Brokerage Hacker Pleads Guilty in Omaha
Man faces up to seven years, $500,000 fine
February 8, 2010
It’s known as a “pump-and-dump” scheme – a plot that involved perpetrators breaking into U.S. brokerage accounts and purchasing large batches of thinly traded securities in other people’s names, thus jacking up their prices (the pump), before unloading their own fraudulently inflated investment holdings onto an unsuspecting public (the dump).

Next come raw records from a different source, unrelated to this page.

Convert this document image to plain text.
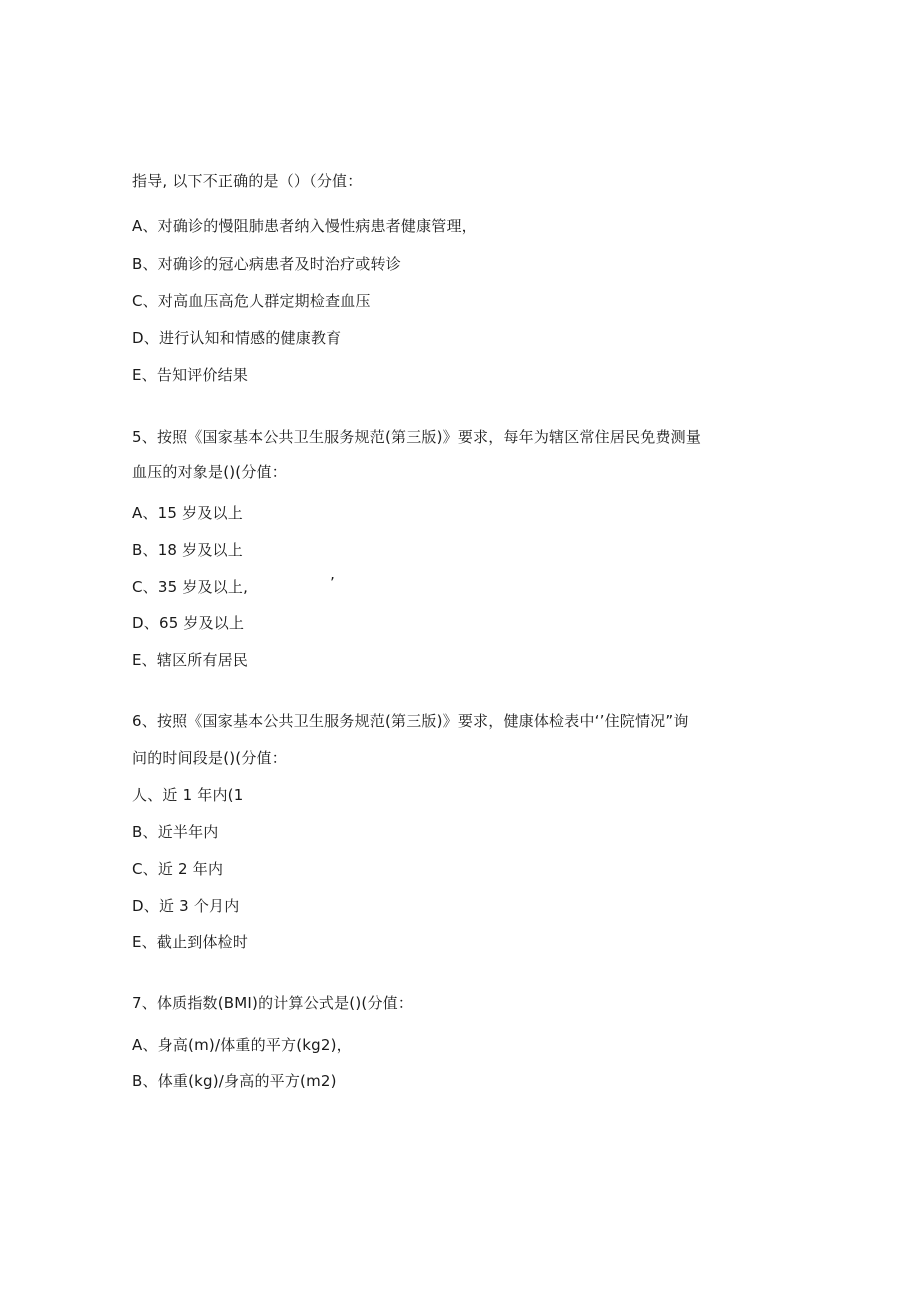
指导, 以下不正确的是（）（分值：
A、对确诊的慢阻肺患者纳入慢性病患者健康管理，
B、对确诊的冠心病患者及时治疗或转诊
C、对高血压高危人群定期检查血压
D、进行认知和情感的健康教育
E、告知评价结果
5、按照《国家基本公共卫生服务规范(第三版)》要求，每年为辖区常住居民免费测量
血压的对象是()(分值：
A、15 岁及以上
B、18 岁及以上
C、35 岁及以上,	’
D、65 岁及以上
E、辖区所有居民
6、按照《国家基本公共卫生服务规范(第三版)》要求，健康体检表中‘’住院情况”询
问的时间段是()(分值：
人、近 1 年内(1
B、近半年内
C、近 2 年内
D、近 3 个月内
E、截止到体检时
7、体质指数(BMI)的计算公式是()(分值：
A、身高(m)/体重的平方(kg2)，
B、体重(kg)/身高的平方(m2)
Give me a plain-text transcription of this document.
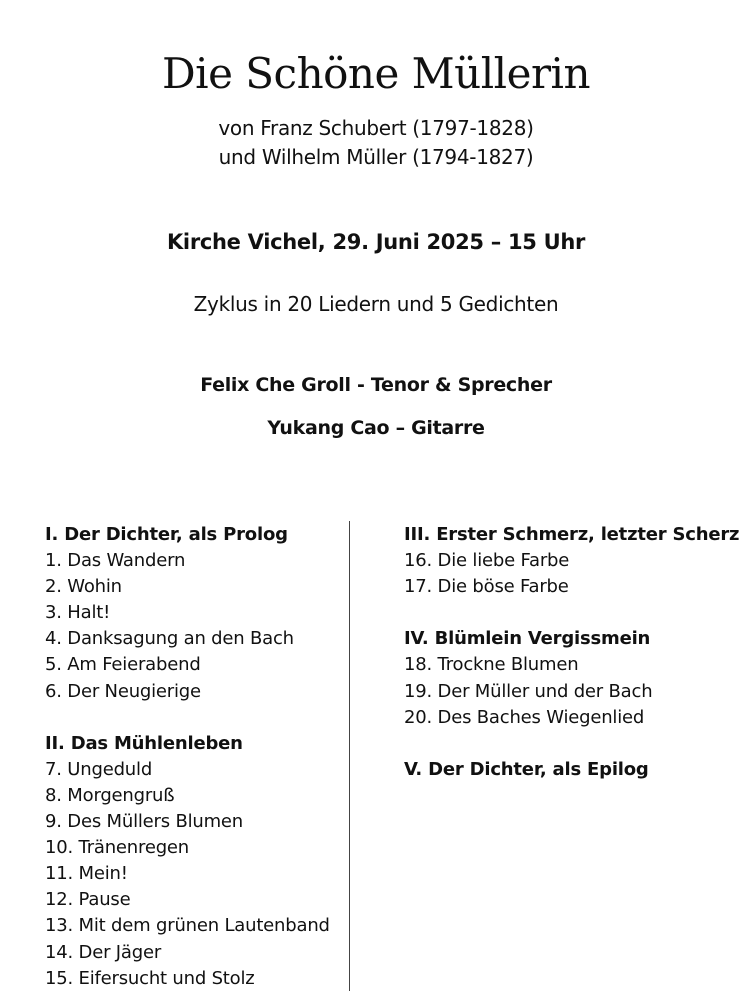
Die Schöne Müllerin
von Franz Schubert (1797-1828)
und Wilhelm Müller (1794-1827)
Kirche Vichel, 29. Juni 2025 – 15 Uhr
Zyklus in 20 Liedern und 5 Gedichten
Felix Che Groll - Tenor & Sprecher
Yukang Cao – Gitarre
I. Der Dichter, als Prolog
1. Das Wandern
2. Wohin
3. Halt!
4. Danksagung an den Bach
5. Am Feierabend
6. Der Neugierige
II. Das Mühlenleben
7. Ungeduld
8. Morgengruß
9. Des Müllers Blumen
10. Tränenregen
11. Mein!
12. Pause
13. Mit dem grünen Lautenband
14. Der Jäger
15. Eifersucht und Stolz
III. Erster Schmerz, letzter Scherz
16. Die liebe Farbe
17. Die böse Farbe
IV. Blümlein Vergissmein
18. Trockne Blumen
19. Der Müller und der Bach
20. Des Baches Wiegenlied
V. Der Dichter, als Epilog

Actually, let’s call that a “hack, pump-and-dump” as it pertains to the case of Marimuthu, the 35-year-old Chennai, India man who pleaded guilty last week in an Omaha federal courtroom to charges including securities fraud and identity theft. That would more accurately categorize the technological aspect of he and his associates’ reported criminal activities.
The scheme
According to PCWorld.com, Marimuthu and others worked out of Thailand and India, conducting their scam between February and December 2006. They hacked into accounts at nine U.S. brokerages, including the Omaha-based TD Ameritrade, and made “large, unauthorized purchases” in the names of unsuspecting customers, Times of India writes. The end-goal, according to media accounts, was to inflate prices so they could sell their own holdings at a greater profit. According to DOJ reports cited in the media, at least 95 victims have been identified.
The good news?
The good news is that Marimuthu, who was arrested in Hong Kong and extradited to the U.S., faces up to seven years in prison and a fine of $500,000. Sentencing is scheduled for April 26, PCWorld.com reports. Meanwhile, co-defendant Thirugnanam Ramanathan, 37, pleaded guilty back on June 2, 2008, to one count of conspiracy to commit wire fraud, securities fraud, computer fraud and aggravated identity theft after also having been arrested in Hong Kong, extradited to the U.S., and sentenced to two years in prison in a Nebraska court.
International cases can often pose logistical difficulties for U.S. fraud investigators, who must secure the cooperation of officials abroad when tracking down faraway suspects. So it’s heartening that they have made headway on this particular case.
There is, however, apparently still work to be done: One suspect charged with various related crimes still remains at large.